L’obiettivo dei tre ideatori e registi del film è di riuscire a presentarlo al Festival del cinema di Venezia. Per pagare almeno la metà degli elevati costi di post-produzione hanno pensato di lanciare una campagna di crowdfunding sulla piattaforma Indiegogo, fino al 17 luglio, disponibile in italiano, inglese e arabo. Dal 18 maggio, giorno del lancio, il progetto ha già raccolto più di quindicimila euro su settantacinquemila e i commenti di chi ha deciso di sostenerlo sono entusiasti. “È un rischio folle quello che ci stiamo prendendo” – si legge su Indiegogo- “ma vogliamo credere che esista una comunità di persone, in Europa e nel Mediterraneo, che come noi sognano che un giorno questo mare smetta di ingoiare le vite dei suoi viaggiatori e torni ad essere un mare di pace, un mare dove tutti siano liberi di viaggiare, e dove nessuno divida più gli uomini e le donne in legali e illegali.” Un rischio perché il film, come spiega il regista, “potrebbe essere letto come un’autodenuncia, o comunque come testimonianza per favoreggiamento dell’immigrazione clandestina. Il nostro progetto però ha uno scopo comunicativo, e assolutamente non abbiamo preso soldi.
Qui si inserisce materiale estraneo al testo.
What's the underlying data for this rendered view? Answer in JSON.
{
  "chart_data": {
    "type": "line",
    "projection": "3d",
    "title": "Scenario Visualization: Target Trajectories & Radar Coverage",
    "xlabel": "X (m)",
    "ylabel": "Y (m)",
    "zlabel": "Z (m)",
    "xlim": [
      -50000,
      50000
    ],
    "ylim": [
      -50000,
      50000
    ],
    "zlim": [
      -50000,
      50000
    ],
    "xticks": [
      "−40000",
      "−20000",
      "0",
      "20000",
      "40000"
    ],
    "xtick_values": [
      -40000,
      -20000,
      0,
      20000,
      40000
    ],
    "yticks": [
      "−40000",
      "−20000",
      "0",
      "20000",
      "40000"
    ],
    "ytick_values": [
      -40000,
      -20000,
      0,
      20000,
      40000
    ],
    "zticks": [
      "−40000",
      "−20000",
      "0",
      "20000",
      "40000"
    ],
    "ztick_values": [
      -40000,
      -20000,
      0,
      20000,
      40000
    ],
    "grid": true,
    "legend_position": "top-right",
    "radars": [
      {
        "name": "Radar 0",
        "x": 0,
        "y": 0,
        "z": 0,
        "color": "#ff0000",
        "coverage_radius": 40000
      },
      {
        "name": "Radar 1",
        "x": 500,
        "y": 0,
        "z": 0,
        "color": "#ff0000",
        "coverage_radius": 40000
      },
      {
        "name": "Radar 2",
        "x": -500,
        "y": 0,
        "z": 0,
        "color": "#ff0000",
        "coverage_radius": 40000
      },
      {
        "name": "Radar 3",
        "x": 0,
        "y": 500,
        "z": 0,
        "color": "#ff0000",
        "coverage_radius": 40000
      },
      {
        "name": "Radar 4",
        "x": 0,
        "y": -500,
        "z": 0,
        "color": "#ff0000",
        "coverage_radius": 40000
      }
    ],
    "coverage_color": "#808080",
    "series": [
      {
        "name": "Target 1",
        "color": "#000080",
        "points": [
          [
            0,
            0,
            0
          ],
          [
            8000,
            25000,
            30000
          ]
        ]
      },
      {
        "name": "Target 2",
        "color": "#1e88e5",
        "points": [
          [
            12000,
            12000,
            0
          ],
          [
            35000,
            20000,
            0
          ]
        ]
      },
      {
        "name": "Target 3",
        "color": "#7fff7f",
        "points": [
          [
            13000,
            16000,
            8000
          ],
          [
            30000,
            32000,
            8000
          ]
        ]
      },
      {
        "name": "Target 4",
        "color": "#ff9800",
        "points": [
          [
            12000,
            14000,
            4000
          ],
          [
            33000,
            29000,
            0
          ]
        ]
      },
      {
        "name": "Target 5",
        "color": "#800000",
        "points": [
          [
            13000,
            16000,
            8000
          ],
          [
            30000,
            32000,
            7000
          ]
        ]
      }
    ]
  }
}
“Io sto con la sposa” è un film manifesto “in cui riconoscersi, noi che crediamo che viaggiare non sia un crimine e che criminale sia invece chiudere gli occhi di fronte ai morti di viaggio sulle nostre spiagge mediterranee e di fronte ai morti nella guerra in Siria” scrivono gli autori. Un documentario sugli orrori della guerra ma anche sul diritto di avere un futuro e una vita dignitosa. Un atto di “disobbedienza civile” che sta mostrando un’altra Europa, quella pronta ad aiutare e non a chiudere gli occhi di fronte a chi è costretto a fuggire, lasciando la propria terra, alla ricerca di un posto migliore dove far crescere i propri figli.